Também foi estabelecido que os nucleotídeos influenciam a atividade da fagocitose de macrófagos, a contagem total de hemácias, bem como a atividade intracelular de super ânion oxidase (SOD) e da lisozima (Tabela 1), que são fundamentais para a primeira barreira de defesa do sistema inato, muito importante para o camarão. Por outro lado, a pesquisa sobre a modulação da imunidade adaptativa por nucleotídeos exógenos mostrou resultados consistentes sobre a atividade linfocitária (Shiau, et al., 2015).
Resumindo, os nucleotídeos melhoram a resistência aos agentes patogênicos, aumentam a tolerância ao estresse, modulam as respostas imunes, aceleram o crescimento dos hepatócitos, melhoram a superfície da mucosa intestinal, melhoram a qualidade de larvas e reprodutores de peixes e camarões, além de serem capazes de aumentar a ingestão de alimentos e, indiretamente, melhoram a qualidade da água (Figura 3).
Qual é a diferença entre o conteúdo total e livre de nucleotídeos?
Ao olhar detalhes como o conteúdo e concentração de opções de nucleotídeos disponíveis no mercado, é importante verificar o grau de pureza e as quantidades de nucleotídeos totais e livres. Sobre estes dois tipos de nucleotídeos, podemos dizer:
Nucleotídeos totais: é o conteúdo total de ácidos nucleicos presentes no produto. São nucleotídeos ligados a ácidos nucleicos que não estão disponíveis para utilização imediata pelo animal.

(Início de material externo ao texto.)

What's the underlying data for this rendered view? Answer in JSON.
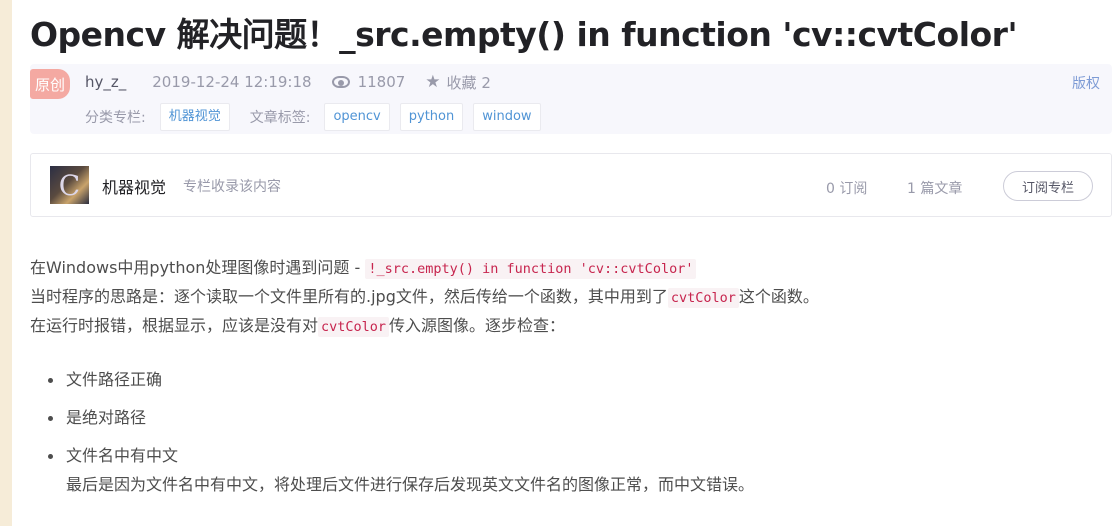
{
  "article": {
    "title": "Opencv 解决问题！_src.empty() in function 'cv::cvtColor'",
    "badge": "原创",
    "author": "hy_z_",
    "date": "2019-12-24 12:19:18",
    "views": "11807",
    "favorites": "收藏 2",
    "copyright": "版权",
    "category_label": "分类专栏:",
    "categories": [
      "机器视觉"
    ],
    "tags_label": "文章标签:",
    "tags": [
      "opencv",
      "python",
      "window"
    ]
  },
  "column": {
    "thumb_letter": "C",
    "name": "机器视觉",
    "desc": "专栏收录该内容",
    "subscribers": "0 订阅",
    "articles": "1 篇文章",
    "subscribe_label": "订阅专栏"
  },
  "body": {
    "p1_text": "在Windows中用python处理图像时遇到问题 - ",
    "p1_code": "!_src.empty() in function 'cv::cvtColor'",
    "p2_text_a": "当时程序的思路是：逐个读取一个文件里所有的.jpg文件，然后传给一个函数，其中用到了",
    "p2_code": "cvtColor",
    "p2_text_b": "这个函数。",
    "p3_text_a": "在运行时报错，根据显示，应该是没有对",
    "p3_code": "cvtColor",
    "p3_text_b": "传入源图像。逐步检查：",
    "list": [
      "文件路径正确",
      "是绝对路径",
      "文件名中有中文"
    ],
    "conclusion": "最后是因为文件名中有中文，将处理后文件进行保存后发现英文文件名的图像正常，而中文错误。"
  },
  "colors": {
    "accent": "#5094d5",
    "code": "#c7254e",
    "badge": "#f4a9a2"
  },
  "icons": [
    "eye-icon",
    "star-icon"
  ]
}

Nucleotídeos livres: são os nucleotídeos não ligados ao RNA (AMP, GMP, CMP, UMP, IMP). Peixes e camarões utilizam nucleotídeos livres para desempenhar um grande número de funções vitais. Os nucleotídeos livres estão na forma pronta para uso por peixes e camarões.
Esta distinção permite que a dosagem correta dos nucleotídeos seja adicionada à dieta com fontes exógenas e uma comparação da concentração de produto equivalente. Produtos mais concentrados e com um nível de pureza mais elevado estão associados a uma maior quantidade de nucleotídeos totais e a um perfil mais elevado de nucleotídeos livres.
Testes com nucleotídeos
Algumas pesquisas sobre a suplementação de nucleotídeos como nutrientes funcionais em alimentos para aquicultura demonstram de forma consistente os benefícios da sua utilização no manejo da saúde de peixes e camarões (Hossain et al., 2020). Estudos com o produto comercial Rovimax® NX com 40% de nucleotídeos livres determinaram os efeitos positivos da inclusão de nucleotídeos em dietas de aquicultura sobre o desempenho e a resistência a desafios com infecções (Figuras 4 e 5).
Conclusão
Estudos sobre os efeitos da suplementação de nucleotídeos em dietas aquícolas revelam que os nucleotídeos podem exercer uma influência positiva sobre a resistência às doenças, melhorando o funcionamento do sistema imunológico. Da mesma forma, a utilização de nucleotídeos está associada a um menor gasto de energia na síntese “de novo”, possibilitando um melhor desempenho e eficiência alimentar. A utilização de nucleotídeos é recomendada em: dietas funcionais para melhorar a resistência à doença e ao estresse do cultivo, e em formulações com substituição de ingredientes marinhos por vegetais, resultando em melhor sobrevivência, taxas de crescimento e sustentabilidade no cultivo de peixes e camarões.
As referências bibliográficas citadas no artigo estão disponíveis mediante solicitação aos autores.